Tamoxifen (Tam), a widely used anticancer agent, is now also used for healthy women with risk of breast cancer. Furthermore, it is the prototype of the selective estrogen receptor modulator family, with promise for neuroprotection. However, possible effects on neurotransmission have been little explored. Recently, Tam was shown to potentiate chloride responses to low concentrations of exogenous glycine in cultured spinal neurons from rat embryo. The present study investigates the possible modulation by Tam of the spontaneous synaptic glycinergic activity recorded from voltage-clamped hypoglossal motoneurons, using the whole-cell patch-clamp technique in brainstem slices from juvenile rat. Miniature currents were isolated with tetrodotoxin. Tam increased the mean amplitude of glycinergic miniature currents, by 68-79% at 2 microM (in nine of 10 cells) and by 47% at 0.5 microM (in four of nine cells). Furthermore, Tam markedly increased the frequency of glycinergic miniatures, by a factor reaching 15 in some neurons, even in the presence of the Ca2+ channel blocker Cd2+. Tam also increased the frequency of the total spontaneous glycinergic activity without tetrodotoxin.

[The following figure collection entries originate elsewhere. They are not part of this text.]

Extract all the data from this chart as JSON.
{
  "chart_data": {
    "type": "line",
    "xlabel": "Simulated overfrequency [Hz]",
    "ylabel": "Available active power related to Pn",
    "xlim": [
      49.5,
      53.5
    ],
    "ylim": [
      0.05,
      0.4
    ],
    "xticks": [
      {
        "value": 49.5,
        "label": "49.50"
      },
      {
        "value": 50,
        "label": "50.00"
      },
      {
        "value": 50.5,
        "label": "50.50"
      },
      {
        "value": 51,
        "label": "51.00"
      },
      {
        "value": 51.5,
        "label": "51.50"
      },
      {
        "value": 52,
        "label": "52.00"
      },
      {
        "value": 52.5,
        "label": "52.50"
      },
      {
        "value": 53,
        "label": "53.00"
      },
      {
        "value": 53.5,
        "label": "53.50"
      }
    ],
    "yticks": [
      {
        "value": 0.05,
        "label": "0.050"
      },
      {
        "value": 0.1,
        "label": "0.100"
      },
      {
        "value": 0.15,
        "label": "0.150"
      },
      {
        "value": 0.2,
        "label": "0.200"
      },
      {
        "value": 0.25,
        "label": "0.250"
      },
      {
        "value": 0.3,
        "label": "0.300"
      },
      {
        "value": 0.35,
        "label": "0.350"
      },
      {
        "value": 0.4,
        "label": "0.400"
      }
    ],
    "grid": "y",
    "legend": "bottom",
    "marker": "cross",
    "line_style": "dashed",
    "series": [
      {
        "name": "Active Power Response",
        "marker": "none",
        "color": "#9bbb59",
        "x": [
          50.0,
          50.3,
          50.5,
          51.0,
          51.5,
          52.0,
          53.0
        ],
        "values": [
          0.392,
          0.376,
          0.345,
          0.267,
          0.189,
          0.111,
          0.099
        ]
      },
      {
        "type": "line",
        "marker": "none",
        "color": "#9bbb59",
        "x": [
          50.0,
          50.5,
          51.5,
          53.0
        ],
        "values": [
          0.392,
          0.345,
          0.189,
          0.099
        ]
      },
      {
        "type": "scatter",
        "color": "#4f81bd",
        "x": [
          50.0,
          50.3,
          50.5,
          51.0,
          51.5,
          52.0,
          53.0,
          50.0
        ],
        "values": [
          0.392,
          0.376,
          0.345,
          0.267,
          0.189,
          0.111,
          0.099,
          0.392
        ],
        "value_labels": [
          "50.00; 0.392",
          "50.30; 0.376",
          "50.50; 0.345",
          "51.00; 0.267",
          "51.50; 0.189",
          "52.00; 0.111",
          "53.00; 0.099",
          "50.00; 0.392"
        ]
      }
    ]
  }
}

The increase in miniature amplitude is consistent with the increase in postsynaptic glycine receptor sensitivity previously reported. The increase in frequency indicates an additional presynaptic effect. Addition of exogenous glycine could also increase the frequency of glycinergic miniatures. Thus, one of the presynaptic effects of Tam might be potentiation of the basal activity of presynaptic glycine receptors facilitating glycine release. Possible risks related to modulation of glycinergic neurotransmission by Tam should be considered when recommending its use in healthy individuals.